Vittoria Brancato si è laureata in Lettere moderne presso lʼUniversità degli Studi di Siena, dove ha poi svolto un dottorato di ricerca in Filologia romanza (in co-tutela con l’École Pratique des Hautes Études di Parigi). La tesi è dedicata allʼedizione critica e al commento delle ʻcanzoni moraliʼ di Guittone dʼArezzo, e rientra in un progetto più ampio che mira allʼedizione di tutto il corpus poetico guittoniano (con Lino Leonardi e Andrea Beretta). Ha collaborato con lʼIstituto «Opera del Vocabolario Italiano» di Firenze (OVI) come redattrice del TLIO (Tesoro della Lingua italiana delle Origini). Attualmente è assegnista di ricerca presso lʼUniversità di Firenze allʼinterno del progetto ERC European Ars Nova.

 

AMBITI DI RICERCA

La sua ricerca si è concentrata sulla lirica italiana delle Origini, sul volgarizzamento toscano trecentesco della Legenda aurea e sulla tradizione manoscritta dei romans di Chrétien de Troyes. Dal 2019, come assegnista di ricerca, si occupa della poesia in latino, francese e italiano intonata dai musicisti dellʼ«Ars Nova» (la polifonia sacra e profana composta tra il XIV e l’inizio del XV secolo): lavora soprattutto alla catalogazione dei manoscritti, degli autori e testi, quindi alla revisione filologica e alla lemmatizzazione dei testi poetici.

 

PUBBLICAZIONI PRINCIPALI

V. Brancato, Copisti e revisori. Un manoscritto problematico del «Perceval» (Ricc. 2943), in «Carte Romanze», 7/2 (2019), pp. 273-309.

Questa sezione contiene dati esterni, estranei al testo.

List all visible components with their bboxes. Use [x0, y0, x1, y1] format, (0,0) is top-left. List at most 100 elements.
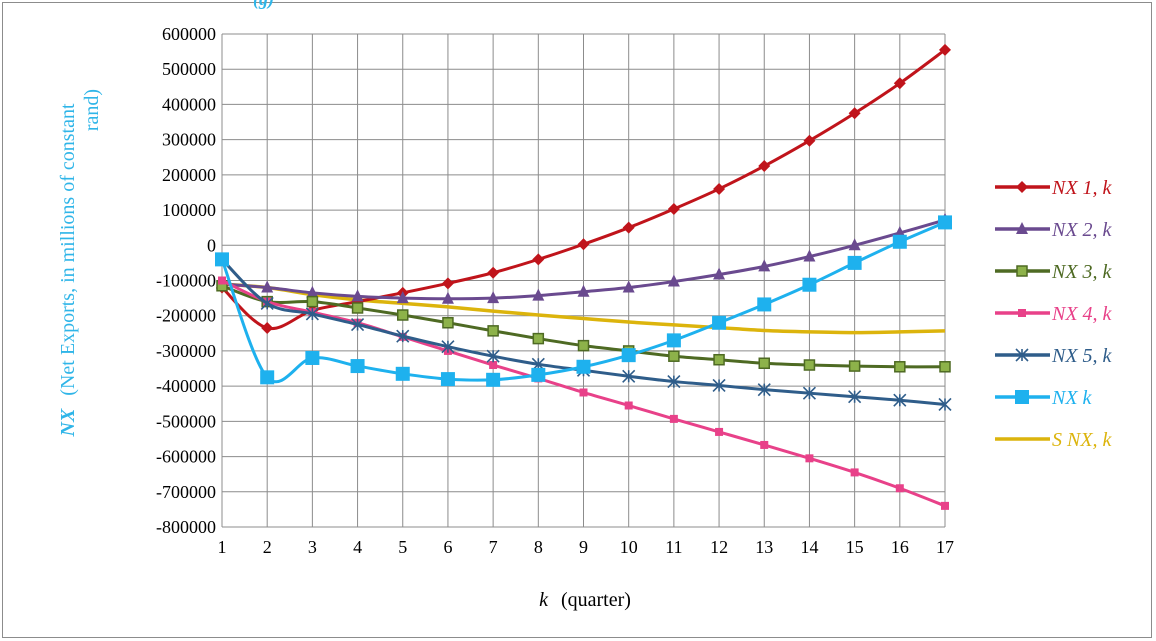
chart-caption: (g) — [253, 0, 953, 13]
data-point — [261, 322, 274, 335]
data-point — [441, 277, 454, 290]
y-tick-label: -300000 — [156, 341, 216, 361]
series-line — [221, 282, 946, 335]
data-point — [487, 291, 500, 304]
data-point — [622, 369, 636, 383]
data-point — [577, 339, 590, 352]
data-point — [939, 361, 951, 373]
legend-label: NX k — [1051, 387, 1093, 409]
data-point — [667, 374, 681, 389]
data-point — [712, 378, 726, 393]
x-tick-label: 7 — [489, 537, 498, 557]
legend-entry: NX 3, k — [995, 261, 1113, 283]
data-point — [622, 280, 635, 293]
legend-label: NX 1, k — [1051, 177, 1113, 199]
data-point — [1015, 390, 1029, 404]
y-tick-label: 600000 — [162, 24, 216, 44]
data-point — [1016, 222, 1028, 234]
data-point — [802, 277, 817, 292]
data-point — [848, 238, 861, 251]
data-point — [666, 333, 681, 348]
data-point — [712, 315, 727, 330]
x-tick-label: 13 — [755, 537, 773, 557]
data-point — [669, 414, 678, 423]
data-point — [848, 107, 861, 120]
data-point — [486, 372, 501, 387]
data-point — [532, 253, 545, 266]
data-point — [487, 266, 500, 279]
data-point — [487, 325, 499, 337]
data-point — [395, 366, 410, 381]
data-point — [893, 393, 907, 407]
data-point — [350, 317, 365, 332]
data-point — [624, 401, 633, 410]
data-point — [440, 372, 455, 387]
x-axis-variable: k — [539, 589, 549, 611]
data-point — [941, 501, 949, 510]
data-point — [803, 134, 816, 147]
x-tick-label: 14 — [800, 537, 818, 557]
data-point — [577, 284, 590, 297]
data-point — [803, 359, 816, 371]
data-point — [757, 297, 772, 312]
data-point — [715, 427, 724, 436]
data-point — [397, 309, 409, 321]
series-1 — [216, 43, 951, 335]
data-point — [350, 359, 365, 374]
data-point — [532, 332, 545, 345]
y-axis-title: NX (Net Exports, in millions of constant… — [57, 89, 103, 438]
legend-label: NX 4, k — [1051, 303, 1113, 325]
data-point — [306, 285, 319, 298]
legend-entry: NX 4, k — [995, 303, 1113, 325]
series-7 — [221, 282, 946, 335]
data-point — [215, 252, 229, 267]
series-layer — [215, 43, 952, 510]
y-tick-label: 100000 — [162, 200, 216, 220]
y-tick-labels: 600000 500000 400000 300000 200000 100000 0 -10… — [156, 24, 216, 537]
y-tick-label: -500000 — [156, 411, 216, 431]
data-point — [802, 386, 817, 400]
x-tick-label: 9 — [579, 537, 588, 557]
data-point — [850, 468, 859, 477]
y-tick-label: 400000 — [162, 94, 216, 114]
data-point — [577, 238, 590, 251]
legend-entry: S NX, k — [995, 429, 1113, 451]
y-axis-label-line2: rand) — [81, 89, 103, 131]
data-point — [442, 317, 454, 329]
legend-entry: NX 5, k — [995, 345, 1113, 367]
legend-entry: NX 1, k — [995, 177, 1113, 199]
data-point — [261, 280, 274, 293]
data-point — [576, 359, 591, 374]
data-point — [939, 43, 951, 56]
data-point — [938, 397, 952, 412]
y-tick-label: -100000 — [156, 271, 216, 291]
data-point — [758, 357, 770, 370]
data-point — [489, 361, 498, 370]
data-point — [713, 182, 726, 195]
data-point — [938, 215, 952, 230]
series-6 — [215, 215, 952, 387]
data-point — [667, 203, 680, 216]
series-2 — [216, 212, 951, 304]
data-point — [351, 289, 364, 302]
data-point — [396, 329, 410, 343]
y-tick-label: 0 — [207, 235, 216, 255]
y-tick-label: -700000 — [156, 482, 216, 502]
data-point — [1018, 309, 1026, 317]
data-point — [1015, 348, 1029, 362]
x-tick-label: 4 — [353, 537, 362, 557]
legend-label: NX 2, k — [1051, 219, 1113, 241]
x-tick-label: 3 — [308, 537, 317, 557]
x-tick-labels: 1 2 3 4 5 6 7 8 9 10 11 12 13 14 15 16 17 — [218, 537, 955, 557]
data-point — [758, 259, 771, 272]
data-point — [848, 390, 862, 404]
data-point — [621, 348, 636, 363]
y-tick-label: -600000 — [156, 447, 216, 467]
data-point — [805, 454, 814, 463]
y-tick-label: -800000 — [156, 517, 216, 537]
x-tick-label: 15 — [846, 537, 864, 557]
x-tick-label: 16 — [891, 537, 909, 557]
legend: NX 1, k NX 2, k NX 3, k NX 4, k NX 5, k NX k S… — [995, 177, 1113, 451]
data-point — [1016, 181, 1028, 193]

V. Brancato, Per una nuova edizione delle canzoni morali, in Guittone morale. Tradizione e interpretazione, a cura di L. Geri, M. Grimaldi, N. Maldina e M. R. Traina, Firenze, Edizioni del Galluzzo per la Fondazione Ezio Franceschini («mediEVI», 22), 2019, pp. 25-49.

V. Brancato, Meccanismi di innovazione nei canzonieri delle Origini: la mano principale del Vaticano Latino 3793, in «Studi di filologia italiana», LXXXIX (2021), pp. 5-48.

V. Brancato, Alcune osservazioni sui testi intonati da Solage, in corso di stampa su «Medioevo Romanzo».